We need to rethink ownership.
In our emerging generation, there won’t be such a need to own things in the way that we did in the past. We are moving more towards a collaboration economy. Think about what that may mean for a customer relationships and how we approach – mortgages, loans, insurance. We’ve got to think about what it would look like if we are more inclined to share, loan and collaborate.
PA.O: What might be the biggest issues facing digital marketers?
Katryna Dow: First of all, we face the issue of determining user identity, who is it we are really talking to? Google thinks I’m a man. Why?
I was interested in seeing what Google thinks about me, to learn how it was selling my profile. So, according to Google, I’m a 35-44 year old male with a possible interest in marketing and science. That insight alone is so important, and that’s why anything I see on my laptop is completely irrelevant to the stage of life I’m in or my gender. The reason why it only sees that side of me is because if I open something on my laptop, it’s probably a marketing- or technology-related article. Everything else I do is through my Meeco dashboard.
When I think of what ad is sent to me every time I open an article or website, or how I am targeted, I think of the cost of that one data marketer being wrong in determining something as basic as my gender.

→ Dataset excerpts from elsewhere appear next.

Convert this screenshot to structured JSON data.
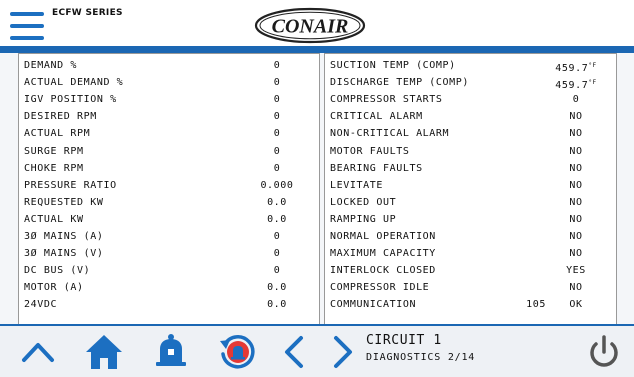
{
  "header": {
    "series": "ECFW SERIES",
    "logo_text": "CONAIR",
    "icons": {
      "menu": "hamburger-menu-icon",
      "logo": "conair-logo"
    }
  },
  "colors": {
    "accent": "#1b67b3",
    "icon_blue": "#1c6fc1",
    "alarm_red": "#e53935"
  },
  "left_panel": [
    {
      "label": "DEMAND %",
      "value": "0"
    },
    {
      "label": "ACTUAL DEMAND %",
      "value": "0"
    },
    {
      "label": "IGV POSITION %",
      "value": "0"
    },
    {
      "label": "DESIRED RPM",
      "value": "0"
    },
    {
      "label": "ACTUAL RPM",
      "value": "0"
    },
    {
      "label": "SURGE RPM",
      "value": "0"
    },
    {
      "label": "CHOKE RPM",
      "value": "0"
    },
    {
      "label": "PRESSURE RATIO",
      "value": "0.000"
    },
    {
      "label": "REQUESTED KW",
      "value": "0.0"
    },
    {
      "label": "ACTUAL KW",
      "value": "0.0"
    },
    {
      "label": "3Ø  MAINS (A)",
      "value": "0"
    },
    {
      "label": "3Ø  MAINS (V)",
      "value": "0"
    },
    {
      "label": "DC BUS (V)",
      "value": "0"
    },
    {
      "label": "MOTOR (A)",
      "value": "0.0"
    },
    {
      "label": "24VDC",
      "value": "0.0"
    }
  ],
  "right_panel": [
    {
      "label": "SUCTION TEMP (COMP)",
      "value": "459.7",
      "unit": "°F"
    },
    {
      "label": "DISCHARGE TEMP (COMP)",
      "value": "459.7",
      "unit": "°F"
    },
    {
      "label": "COMPRESSOR STARTS",
      "value": "0"
    },
    {
      "label": "CRITICAL ALARM",
      "value": "NO"
    },
    {
      "label": "NON-CRITICAL ALARM",
      "value": "NO"
    },
    {
      "label": "MOTOR FAULTS",
      "value": "NO"
    },
    {
      "label": "BEARING FAULTS",
      "value": "NO"
    },
    {
      "label": "LEVITATE",
      "value": "NO"
    },
    {
      "label": "LOCKED OUT",
      "value": "NO"
    },
    {
      "label": "RAMPING UP",
      "value": "NO"
    },
    {
      "label": "NORMAL OPERATION",
      "value": "NO"
    },
    {
      "label": "MAXIMUM CAPACITY",
      "value": "NO"
    },
    {
      "label": "INTERLOCK CLOSED",
      "value": "YES"
    },
    {
      "label": "COMPRESSOR IDLE",
      "value": "NO"
    },
    {
      "label": "COMMUNICATION",
      "extra": "105",
      "value": "OK"
    }
  ],
  "footer": {
    "circuit": "CIRCUIT 1",
    "page": "DIAGNOSTICS 2/14",
    "icons": [
      "chevron-up-icon",
      "home-icon",
      "alarm-bell-icon",
      "alarm-history-icon",
      "chevron-left-icon",
      "chevron-right-icon",
      "power-icon"
    ]
  }
}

If we don’t get this base context, permission and transparency right, we are going to see organizations spending all of this money on marketing intelligence, only to look at user #4334 and ask why they aren’t getting engagement from him.
She’s not a he. One single data point can make a huge difference.
Understanding the Female Economy is a great place to start. Asking women directly is the best way to get the answers. The combined global female economy is larger than China and India combined.
In Australia, women control up to 90 percent of every household dollar. Looking at shoes, shopping, paying bills and researching, directly or indirectly they are controlling a lot of how money is spent. But from a marketing point of view we are not seen as a financial powerhouse. Assumptions are made about what they can afford or what they want, but every day we are making decisions on their behalf without even including their input. Bringing individuals into the conversation will be transformational for marketers.
PA.O: Wearable tech just started to blossom in 2014. What do you think of the space and its opportunity for marketers?
Katryna Dow: I really love wearables but I don’t like that it’s not clear who is getting my information and what they are doing with it. We are going to be at least a decade behind with legislation. There is a civil lawsuit in Calgary, Alberta, involving wearables that is pending right now. A woman is using her Fit Bit data in court to prove that she has limited mobility and help her insurance claim. She wants to use her own data to argue her case. Does that mean that the insurance company can then conversely, seize the domain for that information?
When your health insurance dashboard says you have a preexisting condition that you didn’t know about, or as companies collect your data, drawing conclusions, and adjusting your rate, it’s a bit scary. It’s when we start to realize that we are at a disadvantage by not having the personal insight that there will be consumer pressure for greater transparency.
In the health care space especially, we absolutely need to take action to make sure that wearable devices first and foremost help inform and educate and not disadvantage an individual.
The easiest approach is to make sure data first and foremost belongs to the individual. That’s the approach we take at Meeco. The data is yours because we want to give you the insight to make your life easier. It’s an amazing, exciting time, but if we don’t get data access and ownership right, we could find ourselves in a “Minority Report.”